The venue is a nice park by the beach. Downsides are that there isn't much tree cover so it can get fairly windy, but it was mostly calm for this session. There were shared breakfast and lunch provided, plus a potluck grilling for Saturday night.
There was another child there a bit younger than my son Milo (age 8) -- Clarissa (age 6). So they were able to play with each other for much of Saturday. I played three short adult games on Saturday with kid-tending in between, and then played with the kids on Sunday before leaving. Other posts on the gathering include:
I joined a bit late into a game of "Sons of Liberty" -- an over-the-top steampunk American Revolution game as run by the designer Josh Roby. I enjoyed it as silly fun for a while -- I think I played John Adams. The plot was all over the place, and scenes went very quickly as we narrated in all sort of crazy steampunk action. Submarines, power-armor, and hidden traps featured prominently. It's not a game I would take to in general, I conclude, but I enjoyed trying it and for me it was at least a good ice-breaker.
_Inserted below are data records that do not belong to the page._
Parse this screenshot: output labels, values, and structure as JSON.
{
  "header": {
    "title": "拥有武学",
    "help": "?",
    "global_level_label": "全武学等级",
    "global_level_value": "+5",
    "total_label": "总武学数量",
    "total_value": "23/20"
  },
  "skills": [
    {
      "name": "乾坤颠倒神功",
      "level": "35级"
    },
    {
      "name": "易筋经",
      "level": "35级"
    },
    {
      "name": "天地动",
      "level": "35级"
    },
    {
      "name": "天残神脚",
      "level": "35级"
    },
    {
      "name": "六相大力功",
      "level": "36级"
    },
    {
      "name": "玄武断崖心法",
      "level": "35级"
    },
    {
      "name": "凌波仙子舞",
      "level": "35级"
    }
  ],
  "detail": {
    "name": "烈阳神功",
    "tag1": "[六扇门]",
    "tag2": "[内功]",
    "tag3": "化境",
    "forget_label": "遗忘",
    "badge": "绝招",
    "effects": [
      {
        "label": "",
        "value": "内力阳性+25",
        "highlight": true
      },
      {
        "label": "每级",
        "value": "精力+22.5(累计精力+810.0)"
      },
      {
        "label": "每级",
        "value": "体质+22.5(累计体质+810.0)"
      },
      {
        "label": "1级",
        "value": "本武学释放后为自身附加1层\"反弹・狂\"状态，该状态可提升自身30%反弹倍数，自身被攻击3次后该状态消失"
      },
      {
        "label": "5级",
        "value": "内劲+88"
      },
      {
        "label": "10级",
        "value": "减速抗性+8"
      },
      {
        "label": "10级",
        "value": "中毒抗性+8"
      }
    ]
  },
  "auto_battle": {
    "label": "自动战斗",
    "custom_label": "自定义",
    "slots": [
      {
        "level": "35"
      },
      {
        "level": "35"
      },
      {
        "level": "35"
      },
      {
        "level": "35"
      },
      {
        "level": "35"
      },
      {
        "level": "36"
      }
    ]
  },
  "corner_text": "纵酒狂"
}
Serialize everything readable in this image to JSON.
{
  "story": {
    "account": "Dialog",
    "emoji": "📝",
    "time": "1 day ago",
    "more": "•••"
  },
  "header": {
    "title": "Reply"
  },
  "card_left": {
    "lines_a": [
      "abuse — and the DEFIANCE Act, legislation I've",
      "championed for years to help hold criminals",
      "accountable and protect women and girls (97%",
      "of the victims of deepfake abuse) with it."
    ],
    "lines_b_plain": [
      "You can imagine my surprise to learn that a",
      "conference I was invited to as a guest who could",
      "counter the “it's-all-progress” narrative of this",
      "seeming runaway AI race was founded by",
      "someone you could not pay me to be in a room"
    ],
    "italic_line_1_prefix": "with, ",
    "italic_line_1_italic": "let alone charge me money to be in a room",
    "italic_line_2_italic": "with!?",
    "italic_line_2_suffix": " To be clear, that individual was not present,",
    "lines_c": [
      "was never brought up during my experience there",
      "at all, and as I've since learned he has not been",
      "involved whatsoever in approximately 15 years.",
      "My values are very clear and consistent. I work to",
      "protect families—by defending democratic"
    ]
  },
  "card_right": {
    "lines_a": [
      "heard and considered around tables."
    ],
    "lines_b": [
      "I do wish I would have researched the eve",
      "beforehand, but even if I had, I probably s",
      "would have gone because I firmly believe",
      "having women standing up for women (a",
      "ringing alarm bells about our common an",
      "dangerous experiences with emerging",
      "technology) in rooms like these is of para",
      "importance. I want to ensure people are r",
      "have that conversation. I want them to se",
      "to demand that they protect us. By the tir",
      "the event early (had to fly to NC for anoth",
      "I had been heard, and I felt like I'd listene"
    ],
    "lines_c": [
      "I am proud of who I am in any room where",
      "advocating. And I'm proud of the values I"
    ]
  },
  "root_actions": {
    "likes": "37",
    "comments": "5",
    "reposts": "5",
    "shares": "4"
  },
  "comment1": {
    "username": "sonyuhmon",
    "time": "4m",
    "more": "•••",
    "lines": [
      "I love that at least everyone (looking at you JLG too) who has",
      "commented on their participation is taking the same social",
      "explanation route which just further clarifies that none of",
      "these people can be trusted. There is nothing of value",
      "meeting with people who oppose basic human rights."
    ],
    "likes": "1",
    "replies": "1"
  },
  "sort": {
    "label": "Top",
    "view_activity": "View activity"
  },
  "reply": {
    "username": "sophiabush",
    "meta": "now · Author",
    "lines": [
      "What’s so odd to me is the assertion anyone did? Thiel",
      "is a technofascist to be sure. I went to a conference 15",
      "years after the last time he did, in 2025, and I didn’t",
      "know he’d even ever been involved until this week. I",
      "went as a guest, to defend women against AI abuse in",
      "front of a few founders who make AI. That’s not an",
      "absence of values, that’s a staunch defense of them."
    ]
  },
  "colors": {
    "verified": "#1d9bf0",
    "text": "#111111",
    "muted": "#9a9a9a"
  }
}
This was a playtest of Ryan Macklin's game in development, "Mythender". We played mythic heroes out to kill a monster and thus end its myth. There was a lot of narrated over-the-top action.
This was a straight run of Meguey Baker's "A Thousand and One Nights". I don't remember the details, but I believe I played a bloody-minded pre-teen boy -- who would always ask questions like "Was there a horrible demon?" or "Was there a lot of blood?".
On Sunday, I spent more kid time, and I played Bruce Harlick and Patrick Sweeney's Monster Island with them -- a simple indie RPG from Firefly Games. They made a serpent, a giant butterfly (like Mothra), and they teamed up against my three-headed dragon. They both got into it and we had a blast.
This was a lot of fun. On the positive side, there is a lot of socialization because everyone was around in the same space. When we weren't gaming, we ate together and sat around the fire and chatted. The conditions for playing many games are a little tricky, though, such as wind blowing papers away. In the future, I'll think more carefully about how to run games with this in mind.